Data Storage Reliability in the IoT Era
Guest Editor’s Introduction • Cecilia Metra • August 2017
Translations by Osvaldo Perez and Tiejun Huang
Listen to the Guest Editors’ Introduction
English (Steve Woods):
Spanish (Martin Omana):
Chinese (Robert Hsu):
Microelectronic technology’s ongoing scaling according to Moore’s Law enables increasing microprocessor performance and complexity, paving the way for innovative applications that were unthinkable just a few years ago. Today, we are surrounded by electronic devices that exchange data with one another via the Internet, creating the Internet of Things (IoT).

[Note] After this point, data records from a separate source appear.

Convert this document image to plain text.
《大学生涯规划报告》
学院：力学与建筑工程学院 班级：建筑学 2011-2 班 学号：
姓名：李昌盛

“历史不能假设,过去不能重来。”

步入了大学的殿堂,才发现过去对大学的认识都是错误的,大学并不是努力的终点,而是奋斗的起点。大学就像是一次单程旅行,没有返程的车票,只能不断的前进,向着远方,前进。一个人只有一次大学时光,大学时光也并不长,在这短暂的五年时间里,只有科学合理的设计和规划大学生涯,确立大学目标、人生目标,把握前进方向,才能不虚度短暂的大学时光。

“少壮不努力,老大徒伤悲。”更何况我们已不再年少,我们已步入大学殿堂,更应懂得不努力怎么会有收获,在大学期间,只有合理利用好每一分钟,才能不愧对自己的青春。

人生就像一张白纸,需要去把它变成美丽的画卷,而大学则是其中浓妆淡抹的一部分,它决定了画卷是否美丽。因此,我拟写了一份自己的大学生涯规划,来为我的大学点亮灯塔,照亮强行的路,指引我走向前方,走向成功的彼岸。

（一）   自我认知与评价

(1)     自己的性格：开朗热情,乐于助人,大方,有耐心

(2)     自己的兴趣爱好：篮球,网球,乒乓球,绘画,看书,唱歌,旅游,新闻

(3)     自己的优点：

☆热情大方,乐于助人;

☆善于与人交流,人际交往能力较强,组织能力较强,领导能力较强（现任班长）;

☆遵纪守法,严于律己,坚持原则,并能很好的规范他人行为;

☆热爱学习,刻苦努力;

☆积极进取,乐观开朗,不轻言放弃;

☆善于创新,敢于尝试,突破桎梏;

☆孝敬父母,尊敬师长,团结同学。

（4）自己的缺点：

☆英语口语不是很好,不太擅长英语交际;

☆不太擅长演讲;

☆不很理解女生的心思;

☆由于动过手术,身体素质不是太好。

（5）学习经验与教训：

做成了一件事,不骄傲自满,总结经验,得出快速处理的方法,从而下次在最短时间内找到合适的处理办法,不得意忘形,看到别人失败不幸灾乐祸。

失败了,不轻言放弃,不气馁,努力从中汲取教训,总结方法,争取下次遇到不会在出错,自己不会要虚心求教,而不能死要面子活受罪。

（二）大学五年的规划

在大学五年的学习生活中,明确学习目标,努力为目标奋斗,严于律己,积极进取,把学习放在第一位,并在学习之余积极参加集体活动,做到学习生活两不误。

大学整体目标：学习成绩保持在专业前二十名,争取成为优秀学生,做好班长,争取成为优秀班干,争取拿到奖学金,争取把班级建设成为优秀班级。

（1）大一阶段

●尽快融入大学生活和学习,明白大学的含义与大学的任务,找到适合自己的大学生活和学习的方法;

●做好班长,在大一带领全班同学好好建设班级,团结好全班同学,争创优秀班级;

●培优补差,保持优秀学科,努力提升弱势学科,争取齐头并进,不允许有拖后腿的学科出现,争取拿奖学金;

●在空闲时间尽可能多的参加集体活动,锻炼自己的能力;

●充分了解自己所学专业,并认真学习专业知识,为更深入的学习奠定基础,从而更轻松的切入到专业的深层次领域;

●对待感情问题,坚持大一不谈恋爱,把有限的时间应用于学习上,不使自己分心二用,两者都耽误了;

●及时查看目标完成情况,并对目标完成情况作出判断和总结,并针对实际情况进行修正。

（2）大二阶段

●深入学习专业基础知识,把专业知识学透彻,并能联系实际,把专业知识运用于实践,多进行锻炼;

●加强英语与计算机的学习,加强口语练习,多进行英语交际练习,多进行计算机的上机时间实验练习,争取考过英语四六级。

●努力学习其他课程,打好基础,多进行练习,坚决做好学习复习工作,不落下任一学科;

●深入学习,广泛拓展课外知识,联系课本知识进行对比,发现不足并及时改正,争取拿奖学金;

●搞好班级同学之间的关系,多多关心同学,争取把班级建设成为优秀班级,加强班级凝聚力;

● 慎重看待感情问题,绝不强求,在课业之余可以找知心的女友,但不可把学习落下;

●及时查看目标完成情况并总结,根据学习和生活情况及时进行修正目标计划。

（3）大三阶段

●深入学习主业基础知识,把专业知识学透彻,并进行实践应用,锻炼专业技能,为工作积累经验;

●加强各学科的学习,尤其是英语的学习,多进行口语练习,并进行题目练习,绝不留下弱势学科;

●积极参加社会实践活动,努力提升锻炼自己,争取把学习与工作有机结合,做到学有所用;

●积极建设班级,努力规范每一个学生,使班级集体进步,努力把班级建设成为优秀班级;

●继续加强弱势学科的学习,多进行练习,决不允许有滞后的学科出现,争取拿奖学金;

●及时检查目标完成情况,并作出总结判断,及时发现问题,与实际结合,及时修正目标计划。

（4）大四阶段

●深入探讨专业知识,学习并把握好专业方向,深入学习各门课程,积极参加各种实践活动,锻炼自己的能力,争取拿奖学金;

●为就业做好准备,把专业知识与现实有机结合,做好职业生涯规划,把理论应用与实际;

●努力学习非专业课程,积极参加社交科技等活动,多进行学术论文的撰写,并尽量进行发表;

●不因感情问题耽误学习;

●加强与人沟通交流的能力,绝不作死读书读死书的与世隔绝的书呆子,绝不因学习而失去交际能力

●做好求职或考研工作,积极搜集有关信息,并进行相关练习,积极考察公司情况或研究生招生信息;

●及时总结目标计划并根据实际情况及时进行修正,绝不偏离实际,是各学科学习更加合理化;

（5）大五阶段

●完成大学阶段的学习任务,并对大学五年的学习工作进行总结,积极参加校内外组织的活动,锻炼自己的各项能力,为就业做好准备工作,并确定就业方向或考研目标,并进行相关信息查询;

Many companies and analysts forecast a huge growth in the IoT and the data it generates — with predictions ranging from 20 to 30 billion connected devices by 2020. Storing such a huge amount of data in a reliable way will be a challenge.
Even with new memory technologies, structures, and architectures that provide higher speed and density, reliability remains a major concern. Parameter variations occur during the manufacturing process, and environmentally induced faults can affect reliable operation in the field. Transient faults (TFs) caused by radiation particles can affect memory elements (such as latches and flip-flops) or memory arrays, corrupting the stored data.
The articles and videos in this August 2017 Computing Now theme explore reliability challenges for memory elements and arrays, as well as some approaches for solving them.
Challenges and Solutions
Designers must adopt proper approaches — either to avoid data corruption or to restore the correct data — in memory elements and arrays.
To preserve the correctness of the data stored in memory elements, robust design of latches and flip-flops can be adopted. The literature has proposed numerous such schemes so far, each with different robustness levels and required costs in terms of performance, power consumption, and area overhead.
To restore the correct data in memory arrays, error correcting codes (ECCs) are usually employed. ECCs range from simple Single Error Correcting/Double Error Detecting (SEC/DED) codes to ECCs that are capable of correcting more than a single error. The latter is important for scaled-down technologies and high-density memory arrays, in which TFs are likely to simultaneously affect more than a single memory cell, thus creating multiple bit upsets (MBUs). However, adopting these more powerful ECCs usually implies high area overhead and a non-negligible impact on performance — due mainly to the greater number of check bits to be stored and to the more complex encoding and decoding structures.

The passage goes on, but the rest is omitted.